Not always. Consent is one of six lawful bases under UK GDPR, and for administrative AI processing it is often not the most appropriate one. If a client withdraws consent, GDPR would typically trigger an erasure obligation that may directly contradict FCA record-keeping rules requiring retention for five years or more. Legitimate interests under GDPR Article 6(1)(f), supported by a documented three-part test, may be a more workable basis for routine AI drafting because it can accommodate mandatory FCA retention periods.
Who Is Responsible for AI-Drafted Suitability Reports?
The advice firm is the Data Controller and the adviser bears regulatory responsibility for the final output. AI generates drafts for professional review, not autonomous decisions, and under GDPR Article 22, clients retain the right not to be subject to decisions based solely on automated processing that produces legal or similarly significant effects. That review must be genuinely substantive: the SCHUFA judgment established that a human formally in the loop does not meet the standard, so the adviser must apply real judgment, remain able to override the output, and ensure the client retains the right to human intervention, to express their view, and to contest the outcome. That standard also supports FCA Consumer Duty obligations
Can UK Advice Firms Use Overseas AI Providers?
Only with adequate safeguards under GDPR Articles 44-49. Without a valid transfer mechanism, sending client data to a US-hosted AI platform creates a UK GDPR compliance risk, which is why UK data residency is a core due diligence requirement when evaluating any AI vendor.
How Long Must AI Processing Records Be Retained?
Your firm should retain AI processing logs and AI-generated outputs in line with FCA COBS retention rules: five years minimum for most advice records, and indefinitely for pension transfers, pension conversions, and opt-outs. The same periods that apply to your advice files apply to the AI-generated outputs and the logs documenting how those outputs were produced and reviewed.
Key Terms
Data Controller: The firm that determines the purpose and means of processing personal data.
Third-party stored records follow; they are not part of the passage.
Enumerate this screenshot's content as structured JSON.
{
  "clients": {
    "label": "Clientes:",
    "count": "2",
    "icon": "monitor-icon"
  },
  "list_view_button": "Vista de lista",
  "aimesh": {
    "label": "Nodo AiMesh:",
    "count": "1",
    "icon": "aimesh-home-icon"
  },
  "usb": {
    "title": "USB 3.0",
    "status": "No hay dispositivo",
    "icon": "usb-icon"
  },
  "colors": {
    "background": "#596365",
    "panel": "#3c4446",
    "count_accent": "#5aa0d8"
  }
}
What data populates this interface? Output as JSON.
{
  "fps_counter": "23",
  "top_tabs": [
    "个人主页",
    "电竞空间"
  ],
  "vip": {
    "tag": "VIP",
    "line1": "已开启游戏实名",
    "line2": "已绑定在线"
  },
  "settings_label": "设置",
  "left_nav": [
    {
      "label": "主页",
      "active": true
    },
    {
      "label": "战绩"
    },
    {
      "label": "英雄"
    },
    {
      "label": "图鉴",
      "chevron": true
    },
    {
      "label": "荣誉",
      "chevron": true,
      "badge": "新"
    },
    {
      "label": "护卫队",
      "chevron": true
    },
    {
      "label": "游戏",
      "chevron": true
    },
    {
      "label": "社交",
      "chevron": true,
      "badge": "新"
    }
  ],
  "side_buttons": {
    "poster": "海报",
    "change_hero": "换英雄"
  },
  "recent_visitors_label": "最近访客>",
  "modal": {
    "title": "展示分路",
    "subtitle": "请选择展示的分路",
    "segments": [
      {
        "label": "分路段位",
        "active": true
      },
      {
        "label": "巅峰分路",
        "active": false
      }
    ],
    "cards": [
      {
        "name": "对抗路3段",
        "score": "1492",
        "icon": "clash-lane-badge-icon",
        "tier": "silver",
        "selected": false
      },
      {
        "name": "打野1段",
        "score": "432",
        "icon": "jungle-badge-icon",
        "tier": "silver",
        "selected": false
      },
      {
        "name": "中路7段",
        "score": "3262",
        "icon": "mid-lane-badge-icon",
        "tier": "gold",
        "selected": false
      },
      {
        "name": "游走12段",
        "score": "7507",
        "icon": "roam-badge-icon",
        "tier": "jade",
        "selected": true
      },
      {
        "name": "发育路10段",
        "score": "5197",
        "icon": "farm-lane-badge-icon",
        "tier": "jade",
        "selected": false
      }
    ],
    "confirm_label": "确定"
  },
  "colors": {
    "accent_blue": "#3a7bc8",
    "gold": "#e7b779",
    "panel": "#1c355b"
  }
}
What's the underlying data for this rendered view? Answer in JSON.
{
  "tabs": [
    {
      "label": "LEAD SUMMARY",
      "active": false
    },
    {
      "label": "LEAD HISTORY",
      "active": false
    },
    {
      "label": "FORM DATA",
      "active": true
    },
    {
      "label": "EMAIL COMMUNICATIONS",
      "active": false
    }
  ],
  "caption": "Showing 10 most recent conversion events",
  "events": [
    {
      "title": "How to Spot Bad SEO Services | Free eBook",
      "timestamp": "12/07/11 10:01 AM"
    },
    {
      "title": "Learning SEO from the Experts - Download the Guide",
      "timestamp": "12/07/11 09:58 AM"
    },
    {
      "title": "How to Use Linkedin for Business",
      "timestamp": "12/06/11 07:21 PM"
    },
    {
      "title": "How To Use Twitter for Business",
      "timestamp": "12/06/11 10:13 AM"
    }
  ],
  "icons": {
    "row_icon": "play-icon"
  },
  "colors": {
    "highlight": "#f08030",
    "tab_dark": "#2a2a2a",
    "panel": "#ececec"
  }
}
In a UK advice firm using AI for documentation, the advice firm is typically the Data Controller and bears full regulatory responsibility for how it processes client data.
Data Processor: A third party that processes personal data on behalf of the Data Controller, acting only on written instructions. An AI vendor handling meeting transcripts or report drafts typically operates as a Data Processor under GDPR Article 28.
Lawful Basis: One of six conditions under GDPR Article 6 that your firm must identify and document before processing any personal data. Common bases in AI-assisted advice workflows include legitimate interests, contract, and legal obligation.
Legitimate Interests: A lawful basis under GDPR Article 6(1)(f) that permits processing where the firm can demonstrate a genuine purpose, a necessity for that processing, and that its interests are not overridden by the individual's privacy rights. Documented through a three-part test covering purpose, necessity, and balancing.
Data Protection Impact Assessment (DPIA): A structured assessment required by the ICO before processing that is likely to result in high risk to individuals. For UK advice firms introducing AI tools that handle sensitive financial data, a DPIA is typically required rather than optional.